Александра Львовна, войдя, заперла дверь, в крохотной прихожей сунула в ящик пакет картошки, пустую сумку бросила рядом и прямо в ботинках и пальто прошла в комнату. Не зажигая света, она села в продавленное кресло у окна, выходящего в редкий лесок, и в который раз подумала, как повезло ей с видом из окна — людей практически она не видит, только этот жалкий лесок, совсем не похожий на тайгу вдоль Мертвой дороги из Салехарда в Игарку, где она девять лет валила лес. С тех пор, как она вернулась, прошло больше десяти лет, давно кончился кошмар коммунальной конуры, реабилитация сделала ее почти богатой, пенсия с учетом северных, плюс компенсация за родителей позволили стать хозяйкой этой восемнадцатиметровой крепости, а больше ничего ей и не надо было. Возможность не видеть никого на соседних нарах, не находиться круглые сутки среди людей, пусть и таких же загнанных, как ты, не вставать затемно на поверку и самой выбирать, когда идти в баню и какую баланду сварить сегодня, была высшим знаком счастья и свободы! Всем она сегодня была довольна, еще бы не выходить на улицу, на солнце, от которого так резало глаза и она ощущала себя совершенно голой, потому что годами такой яркий свет либо бил в глаза на допросе, либо шарил по телу при очередном обыске. Она вообще неуютно ощущала себя вне квартиры. Когда она шла на станцию в магазин или аптеку, ей все время казалось, что это побег, что она напрасно пытается раствориться среди этих спешащих по делам людей, все равно ей не скрыться, ее вот-вот поймают и добавят срок. Поэтому она выходила только по крайней необходимости и переводила дыхание, только задвинув изнутри засов входной двери.

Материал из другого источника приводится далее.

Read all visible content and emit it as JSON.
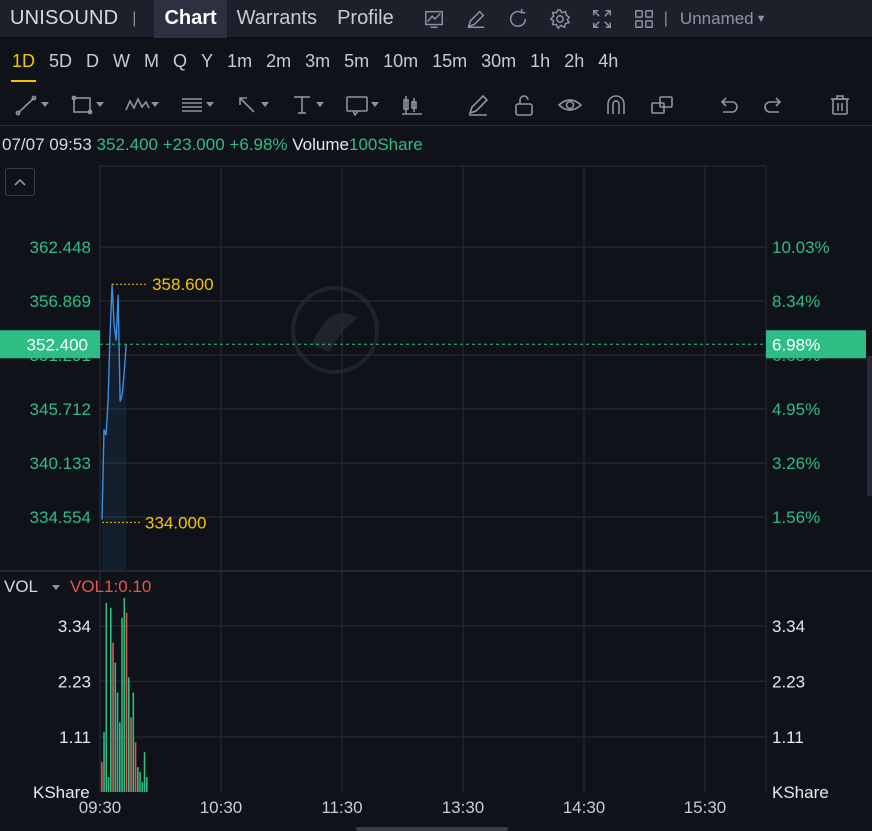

Зато в комнате было чудесно! Спокойно, тихо, полумрак не раздражал глаза, уютно посвистывал чайник, голова кружилась от запаха борща или свежей булки. Если не открывать окна и не снимать пальто и тяжелые мужские ботинки, ей было даже тепло, хотя она годами не могла согреться. Тогда, на лесоповале, она коченела так, что с трудом останавливала себя, чтоб не сунуть руки в костер, и, похоже, ледяной озноб поселился внутри нее навсегда, но все же в этом последнем своем убежище ей удавалось загнать его так глубоко, что он почти себя не обнаруживал. А еще здесь, в квартире, собрались все, кому не было больше на земле места и кто все эти годы прятался внутри нее. А теперь — пожалуйста! Здесь, стоит только захотеть и позвать, рядом оказывается расстрелянный отец, сгинувшая в лагерях мама, пропавший без вести муж и выбитый сапогом на допросе ребенок. Она была уверена, что это мальчик, звала его Левушкой в честь деда, родись он тогда — ему было бы скоро тридцать, но здесь он оставался всегда ребенком и именно для него в малюсеньком холодильнике «Север» всегда стояла бутылка свежего молока, сама она молока не пила — организм не принимал. Неудивительно, что ей никого больше не хотелось видеть. У нее и так тут полно хлопот и большая компания. Она хотела еще котенка завести или щенка, тем более что молоко все равно регулярно выливала, но она навсегда усвоила, что нельзя, чтоб рядом был кто-то, зависящий от тебя, она помнит, как выли каждую ночь ее товарки, гадая о судьбе оставленных детей. Свобода так зыбка, какие уж тут могут быть питомцы...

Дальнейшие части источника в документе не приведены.